Transportation Problem (TP) is a special case of Linear Programming Problem (LPP), and the algorithm is primarily designed to solve the minimization problem. TP involves allotment of homogenous products (or activities) from sources (factories, warehouses, etc.) to Sinks (retail shops, warehouses, destinations, etc.). Although generically known as a ' Transportation Problem ' and considered as a problem solving method for transporting goods or for designing a schedule for shipping cargo, the model can also be used for solving problems of allocation of homogenous resources to activities, financial allocations, investment decisions, manpower allocation for various businesses, etc. Like the LPP, TP also aims at either maximization (of profits or benefits) or minimization (of costs or distance or some other quality) as a single objective, subject to the resource constraints. The TP has a special structure. The LPP solution methods like Simplex are unsuitable, complex or inefficient to solve problems mentioned above. The special algorithms of TP enable solving such problems with ease and in much less time. For any simplex or other optimization algorithm, Initial Feasible Solution (IFS) is needed as a starting point.

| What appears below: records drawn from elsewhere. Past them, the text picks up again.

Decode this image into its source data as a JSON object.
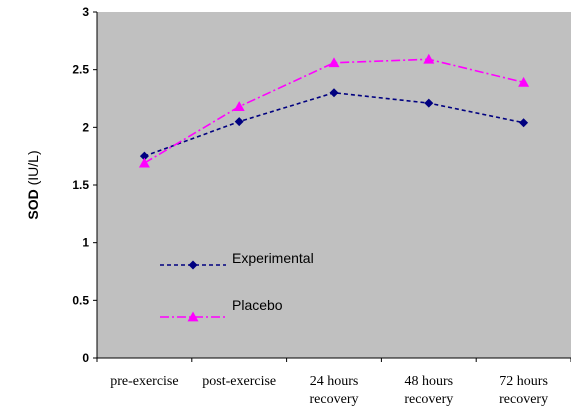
{
  "chart_data": {
    "type": "line",
    "categories": [
      [
        "pre-exercise"
      ],
      [
        "post-exercise"
      ],
      [
        "24 hours",
        "recovery"
      ],
      [
        "48 hours",
        "recovery"
      ],
      [
        "72 hours",
        "recovery"
      ]
    ],
    "series": [
      {
        "name": "Experimental",
        "values": [
          1.75,
          2.05,
          2.3,
          2.21,
          2.04
        ],
        "color": "#000080",
        "marker": "diamond",
        "dash": "dashed"
      },
      {
        "name": "Placebo",
        "values": [
          1.69,
          2.18,
          2.56,
          2.59,
          2.39
        ],
        "color": "#ff00ff",
        "marker": "triangle",
        "dash": "dash-dot"
      }
    ],
    "ylabel_bold": "SOD",
    "ylabel_unit": " (IU/L)",
    "xlabel": "",
    "title": "",
    "ylim": [
      0,
      3
    ],
    "yticks": [
      "0",
      "0.5",
      "1",
      "1.5",
      "2",
      "2.5",
      "3"
    ],
    "plot_background": "#c0c0c0",
    "grid": false,
    "legend_position": "inside-left"
  }
}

Once IFS is obtained, optimization algorithms improve the solution step by step by maintaining the feasibility. The solution obtained is considered optimal when a state is reached where no further improvement is possible. This is an exercise to propose a simpler method to find an initial feasible solution. This simpler method depends on the principle of Matrix reduction. ' If a constant is added or subtracted from every element of a row or a column, the optimum solution remains the same .' If he transportation cost to all destinations is reduced by the same mount from a given source, the decision would not change. The optimum route would remain the same. Similarly, if cost to any destination from every source is reduced by the same amount, the best route would remain the same. The method explained in this article is named as ' Composite Approximation Method '.